GHANA – Ten local banks have committed a total of US$915.03 million to fund the one district one factory (1D1F) programme, a government of Ghana policy that aims to create employment while enhancing industrialization, GNA has reported.

The funding will help in the implementation of the project which has already started for 37 factories under the government’s signature.

According to Mr.
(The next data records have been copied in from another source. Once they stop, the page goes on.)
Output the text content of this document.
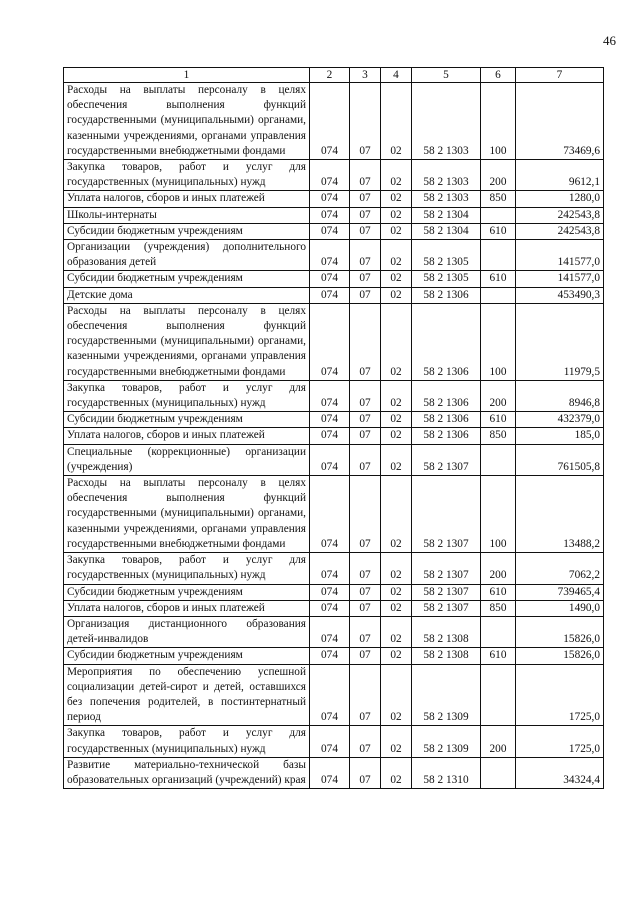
46
1	2	3	4	5	6	7
Расходы на выплаты персоналу в целях обеспечения выполнения функций государственными (муниципальными) органами, казенными учреждениями, органами управления государственными внебюджетными фондами	074	07	02	58 2 1303	100	73469,6
Закупка товаров, работ и услуг для государственных (муниципальных) нужд	074	07	02	58 2 1303	200	9612,1
Уплата налогов, сборов и иных платежей	074	07	02	58 2 1303	850	1280,0
Школы-интернаты	074	07	02	58 2 1304		242543,8
Субсидии бюджетным учреждениям	074	07	02	58 2 1304	610	242543,8
Организации (учреждения) дополнительного образования детей	074	07	02	58 2 1305		141577,0
Субсидии бюджетным учреждениям	074	07	02	58 2 1305	610	141577,0
Детские дома	074	07	02	58 2 1306		453490,3
Расходы на выплаты персоналу в целях обеспечения выполнения функций государственными (муниципальными) органами, казенными учреждениями, органами управления государственными внебюджетными фондами	074	07	02	58 2 1306	100	11979,5
Закупка товаров, работ и услуг для государственных (муниципальных) нужд	074	07	02	58 2 1306	200	8946,8
Субсидии бюджетным учреждениям	074	07	02	58 2 1306	610	432379,0
Уплата налогов, сборов и иных платежей	074	07	02	58 2 1306	850	185,0
Специальные (коррекционные) организации (учреждения)	074	07	02	58 2 1307		761505,8
Расходы на выплаты персоналу в целях обеспечения выполнения функций государственными (муниципальными) органами, казенными учреждениями, органами управления государственными внебюджетными фондами	074	07	02	58 2 1307	100	13488,2
Закупка товаров, работ и услуг для государственных (муниципальных) нужд	074	07	02	58 2 1307	200	7062,2
Субсидии бюджетным учреждениям	074	07	02	58 2 1307	610	739465,4
Уплата налогов, сборов и иных платежей	074	07	02	58 2 1307	850	1490,0
Организация дистанционного образования детей-инвалидов	074	07	02	58 2 1308		15826,0
Субсидии бюджетным учреждениям	074	07	02	58 2 1308	610	15826,0
Мероприятия по обеспечению успешной социализации детей-сирот и детей, оставшихся без попечения родителей, в постинтернатный период	074	07	02	58 2 1309		1725,0
Закупка товаров, работ и услуг для государственных (муниципальных) нужд	074	07	02	58 2 1309	200	1725,0
Развитие материально-технической базы образовательных организаций (учреждений) края	074	07	02	58 2 1310		34324,4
Robert Ahomka-Lindsey, a Deputy Minister for Trade and Industry, these were at various stages including the establishment out-grower farms for production of the raw materials to feed the factories.

The projects have attracted 800 business plans, 357 of them having proved bankable while 95 others were at the credit committees of the participating banks for consideration.

A waiver on agric import duties

With a view to lowering domestic production costs, Zimbabwe has gone ahead to reduce its tariff rates especially those related to the agricultural sector.

Under the current revisions, MFN tariff rates average 17.3% in agriculture as opposed to 21.5% (including livestock, forestry, and fisheries) and 15.4% in manufacturing.

Tariff suspensions included a number of food items, and with a particular focus on inputs under some rebate schemes which further increases the effective protection of selected economic activities and companies.

There is also a waiver on import duties on core equipment, machinery and plant for the factories while agro processing companies using local raw materials will enjoy a five-year tax holiday.

The government of Ghana is looking to deliver on the 1D1F by 2020.